Mientras la idea iba convirtiéndose en un plan, aceleró el paso. Si tan solo pudiera estar en su vivienda por el tiempo suficiente para cambiarse y recuperar su pasaporte, podría ir al aeropuerto, retirar un poco de dinero y coger un vuelo.
Sí, al usar su tarjeta de efectivo se pondría en el radar, pero en ese momento estaría a salvo en el concentrador de un concurrido aeropuerto. Anónima. Y en el preciso instante de aterrizar en Alemania, llamaría a la policía para contarles todo lo que sabía.
Buscó en el bolso mientras se aproximaba a la estación de autobuses de Cradley Heath. Sintiéndose cada vez más esperanzada con su plan, decidió gastar en el autobús todo lo que le quedaba.
Corrió delante de un autobús que acababa de partir. El conductor frenó el vehículo en seco y le dirigió una mirada severa.
Se subió, agradecida de encontrarse entre la miseria de la multitud trabajadora que comenzaba una nueva semana. Ay, le dolía tener los problemas de esta gente.
Doce minutos después, se bajó del autobús y se dirigió a Dover Street, la calle principal que corría paralela a la suya. Si doblaba la esquina por el extremo más alto de la calle, podría descubrir a cualquiera que rondara por ahí.
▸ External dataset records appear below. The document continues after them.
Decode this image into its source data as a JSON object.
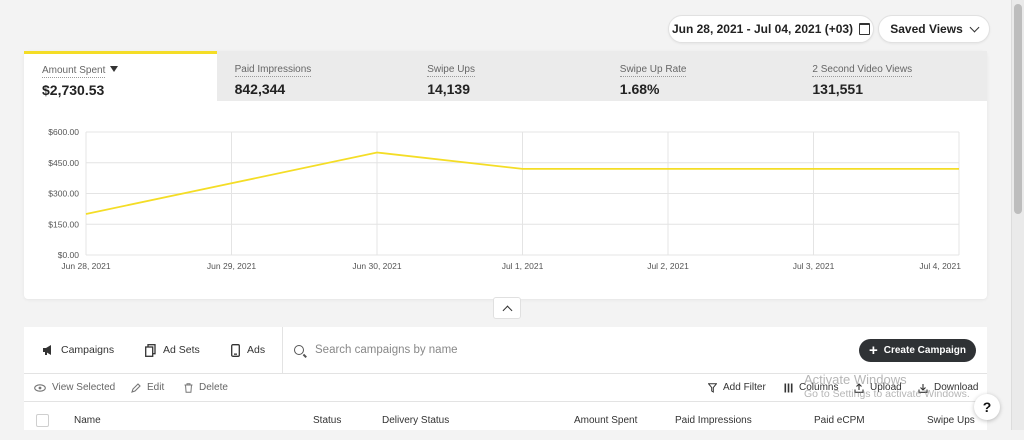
{
  "date_range": {
    "label": "Jun 28, 2021 - Jul 04, 2021 (+03)"
  },
  "saved_views": {
    "label": "Saved Views"
  },
  "metrics": [
    {
      "label": "Amount Spent",
      "value": "$2,730.53",
      "active": true
    },
    {
      "label": "Paid Impressions",
      "value": "842,344"
    },
    {
      "label": "Swipe Ups",
      "value": "14,139"
    },
    {
      "label": "Swipe Up Rate",
      "value": "1.68%"
    },
    {
      "label": "2 Second Video Views",
      "value": "131,551"
    }
  ],
  "chart_data": {
    "type": "line",
    "categories": [
      "Jun 28, 2021",
      "Jun 29, 2021",
      "Jun 30, 2021",
      "Jul 1, 2021",
      "Jul 2, 2021",
      "Jul 3, 2021",
      "Jul 4, 2021"
    ],
    "yticks": [
      "$0.00",
      "$150.00",
      "$300.00",
      "$450.00",
      "$600.00"
    ],
    "ylim": [
      0,
      600
    ],
    "series": [
      {
        "values": [
          200,
          350,
          500,
          420,
          420,
          420,
          420
        ],
        "color": "#f4dd26"
      }
    ],
    "grid": true
  },
  "tabs": [
    {
      "label": "Campaigns",
      "icon": "megaphone-icon"
    },
    {
      "label": "Ad Sets",
      "icon": "stack-icon"
    },
    {
      "label": "Ads",
      "icon": "phone-icon"
    }
  ],
  "search": {
    "placeholder": "Search campaigns by name"
  },
  "create_button": {
    "label": "Create Campaign"
  },
  "toolbar": {
    "view_selected": "View Selected",
    "edit": "Edit",
    "delete": "Delete",
    "add_filter": "Add Filter",
    "columns": "Columns",
    "upload": "Upload",
    "download": "Download"
  },
  "columns": [
    "Name",
    "Status",
    "Delivery Status",
    "Amount Spent",
    "Paid Impressions",
    "Paid eCPM",
    "Swipe Ups"
  ],
  "watermark": {
    "line1": "Activate Windows",
    "line2": "Go to Settings to activate Windows."
  },
  "colors": {
    "accent": "#f4dd26",
    "button_dark": "#2f3235"
  }
}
Ella sabía lo que buscaba y él no era un blanco fácil de perder.
Se detuvo en la esquina y sus ojos exploraron cada resquicio. No descubrió nada. Avanzó unos cuantos pasos, estudiando cada edificio a medida que acortaba la distancia.
Dio un salto al oír el contenedor de basura que alguien volvía a colocar en el jardín tras la recogida semanal, pero llegó sin problemas a la casa de estilo victoriano.
Las llaves tintinearon entre sí cuando trató de abrir la puerta de la calle. Inga maldijo su propia torpeza las dos veces que las llaves se le cayeron de las manos. Finalmente, entró, cerró la puerta y se apoyó en ella.
Sintió la cálida familiaridad de llegar a casa. De pronto, languideció por el mundano fastidio de la normalidad.
La vida de todos los días no estaba tan lejos de ella como para no recordar las llegadas del trabajo, cada noche, después de haberse quejado de sus jefes o del autobús abarrotado o de los precios de los alimentos.
Puso la llave en la cerradura de la puerta principal, pero esta se abrió fácilmente. Su corazón latió descontrolado mientras ante sus ojos se desvelaba lentamente la carnicería que había dentro.
Cada uno de sus muebles estaba hecho pedazos; su ropa, desparramada y, desde la entrada misma, podía notar que la habían cortado y rasgado. El hedor clínico de la lejía impregnaba el aire.
Contempló toda esa destrucción y se imaginó a Symes sonriendo mientras arrasaba con todo en su casa.
Toda esa devastación tenía un significado que ella recibió alto y claro.
Inga se giró sobre sus talones y se alejó volando.